Fake Robert Burns manuscripts make millions

Fake Robert Burns manuscripts, created in Edinburgh 140 years ago, are still being traded to make millions of pounds, experts have said.

Fake Robert Burns manuscripts make millions

Counterfeit documents, made by a forger in the 1880s, have been fleecing collectors for 140 years.

The fraud is the latest scam to be investigated by Prof David Wilson in his programme Scams and Scandals, Counterfeit Art, on BBC Scotland.

An expert explained how the manuscripts still pop up to this day.

Robert Burns was a prolific writer of songs and poems until his death in 1796. As his popularity grew, so did the value of his handwritten work.

In the 1880s, almost a century after Burns died, Edinburgh forger Alexander "Antique" Smith produced hundreds of fake manuscripts.
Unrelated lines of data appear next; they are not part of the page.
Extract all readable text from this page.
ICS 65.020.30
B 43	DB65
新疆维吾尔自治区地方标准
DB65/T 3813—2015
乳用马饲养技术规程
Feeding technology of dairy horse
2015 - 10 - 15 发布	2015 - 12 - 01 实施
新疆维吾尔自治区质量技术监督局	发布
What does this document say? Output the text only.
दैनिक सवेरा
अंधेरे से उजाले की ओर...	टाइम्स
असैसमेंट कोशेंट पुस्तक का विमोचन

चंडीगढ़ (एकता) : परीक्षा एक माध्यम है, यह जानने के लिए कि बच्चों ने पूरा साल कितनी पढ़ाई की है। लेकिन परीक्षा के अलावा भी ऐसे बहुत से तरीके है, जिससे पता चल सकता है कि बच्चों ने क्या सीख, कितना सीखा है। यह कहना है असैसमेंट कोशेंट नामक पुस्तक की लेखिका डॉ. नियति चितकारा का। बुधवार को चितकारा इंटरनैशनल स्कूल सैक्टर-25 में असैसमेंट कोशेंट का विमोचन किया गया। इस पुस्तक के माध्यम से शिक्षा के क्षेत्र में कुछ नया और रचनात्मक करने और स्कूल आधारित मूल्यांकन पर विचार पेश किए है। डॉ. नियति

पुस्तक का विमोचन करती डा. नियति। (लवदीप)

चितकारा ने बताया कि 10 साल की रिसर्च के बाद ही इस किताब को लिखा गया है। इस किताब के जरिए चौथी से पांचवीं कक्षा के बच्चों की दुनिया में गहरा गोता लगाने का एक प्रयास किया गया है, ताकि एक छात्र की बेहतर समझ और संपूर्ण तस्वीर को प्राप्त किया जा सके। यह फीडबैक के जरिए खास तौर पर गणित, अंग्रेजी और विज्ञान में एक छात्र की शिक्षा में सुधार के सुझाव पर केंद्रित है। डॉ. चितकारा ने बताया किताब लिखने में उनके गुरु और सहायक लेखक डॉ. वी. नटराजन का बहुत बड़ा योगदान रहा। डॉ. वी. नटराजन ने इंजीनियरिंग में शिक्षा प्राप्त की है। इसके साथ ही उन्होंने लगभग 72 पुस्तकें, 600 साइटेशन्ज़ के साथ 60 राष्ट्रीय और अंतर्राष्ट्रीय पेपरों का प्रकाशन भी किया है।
He sold them to booksellers, pawnshops and collectors.

The fraudster was caught and sentenced to 12 months in prison in 1893, but many of his counterfeits remain in circulation.

Genuine Burns manuscripts can fetch tens of thousands of pounds at auction today, so there is cash to be made through the fake papers.

Prof Gerard Carruthers, co-director of the Centre for Robert Burns Studies at Glasgow University, talks about the scam in the programme.

He authenticates documents across the world and said the Smith counterfeits still cause confusion for experts and collectors.

He said he looked for certain clues to identify fraudulent documents, such as a blue tint or a roughness of the paper.

"I have made three trips this year abroad to look at documents that might or might not be genuine," he said.

"Most recently I've been in New England 'helping' a collector who had hoped that his seven-figure investment was genuine Burns and it turned out certainly to be 'Antique' Smith.

"In other words, even though Smith is now collectable in his own right, that seven-figure sum has become at best a four-figure sum. He'd been hustled."

'Knowingly selling'

He added: "A guy in Texas had said to him 'you've got three days to buy this stuff, I've got another man interested'.

"The collector confessed to me: 'even at the time I thought this doesn't ring true, I'm not sure there is this other man but I'd better grab this'.

"This was an experienced collector of autographs and historic bills. He knows the scams but he still fell for it."

Alexander Smith, born in 1859, was a clerk in an Edinburgh law office when he started using blank fly leaves from old books to create his counterfeits.

He would buy batches of old books at second-hand stores across the capital.

Collectors started to buy up the manuscripts until the scam was uncovered in 1891. Smith was tried and found guilty the following year for knowingly selling and pawning his forgeries.

Prof Carruthers said the biggest collection - 157 - of Smith's fake manuscripts belongs to the New York Public Library.

It is believed there may be more than 500 of Smith's forgeries in circulation.